Senior begins internship through STEP-UP

Kenya Brooks reflects on professional experience


Used with permission from Nilabh Narayan

Birds-eye view of the Hennepin County Recovery Center located in Minneapolis. Target Field is located near the center.

Nicole Sanford

When talking about her experience as an intern at Hennepin Energy Recovery Center, senior Kenya Brooks said she gained professional skills that will prove valuable in the future.

“I’ve learned how to speak and talk, I had a problem with verbal communication, and that’s why with this job, a lot of the time I’ve had to bring what I’ve done for the day and go and talk to my boss and give him a presentation of what I’ve accomplished,” Brooks said. “I’ve learned how to write professional emails, and I’ve learned how to type professional papers.”

According to Brooks, she found the internship through STEP-UP, a program that helps young people find paid internship opportunities.

“(STEP-UP is) a company that provides summer jobs for students,” Brooks said. “It’s company jobs — they want the students to be able to work in companies and get a feel for how the business world works. So STEP-UP kind of teamed up with these companies, and they offered us intern jobs with these big companies.”

Hennepin County facility operations manager and mechanical engineer Nilabh Narayan said he works at the Hennepin Energy Recovery Center (HERC) and hired Brooks as an intern.

“(HERC) is the place where we bring all of the cities and surrounding suburbs between Hennepin County, their garbage, and we try to burn it, and we generate electricity and steam from that,” Narayan said.

According to Narayan, Brooks’ internship primarily consists of translating manual documents to electronic files.

“(Brooks) is a STEP-UP intern, and normally they do it only for one summer, but we have a lot of old drawings and manuals from various plant equipment that are in our library or in storage areas,” Narayan said. “We are in the process of scanning them, converting them into media files and uploading them into electronic storage devices. That way we can find those files in the future.”

In addition to performing technical skills, Brooks said this internship has given her insight on what professional attire looks like.

“I just feel like I’ve learned how to dress business casual because at first I didn’t know what they expected of me, like what was I supposed to wear,” Brooks said. “They just gave me the walk through of what they expect of me and what they expect me to wear at a business place like this.”

Narayan said Brooks exhibits a reliable work ethic and adds to the company.

“It’s been a real pleasure working with her,” Narayan said. “She’s a very smart kid, very motivated about what she has to do, and once you have explained things to her, she can do her work quite nicely.”

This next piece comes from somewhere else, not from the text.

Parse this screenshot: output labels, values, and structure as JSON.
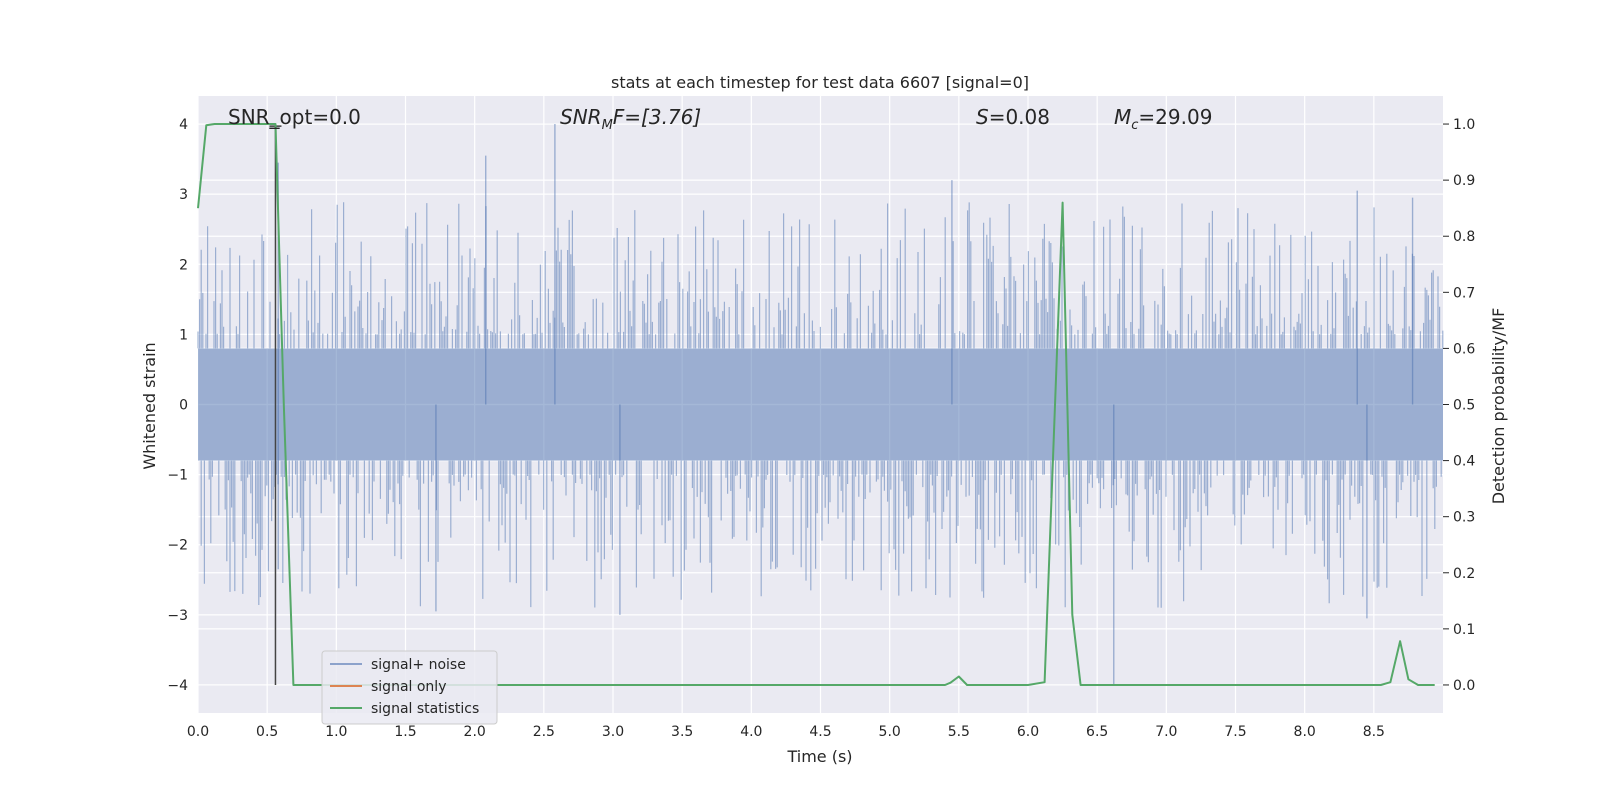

According to Brooks, internships such as this can give students a head start in considering their future plans.

“A lot of people want to be things in the future like CEOs (and) entrepreneurs, doctors and surgeons and all of that stuff, (and) there’s actually companies out here that will let you intern and see what you want to do,” Brooks said. “You could get ahead of the next student or two, and you’ll have kind of an idea of what you want to do when you go to college.”

Narayan said internships give young students the opportunity to experience the tenants of a professional job.

“It’s basically a learning opportunity, and we want people to get familiar with the workplace because (there’s) always some mistakes made — they have to learn how to correct from mistakes and have to learn how to talk to people about what they’re doing,” Narayan said.

Brooks said she encourages students to explore local internship opportunities.

“I recommend that a lot of students underclassmen take advantage of the internships,” Brooks said. “They need to branch out and just kind of see what companies around them are offering internships.”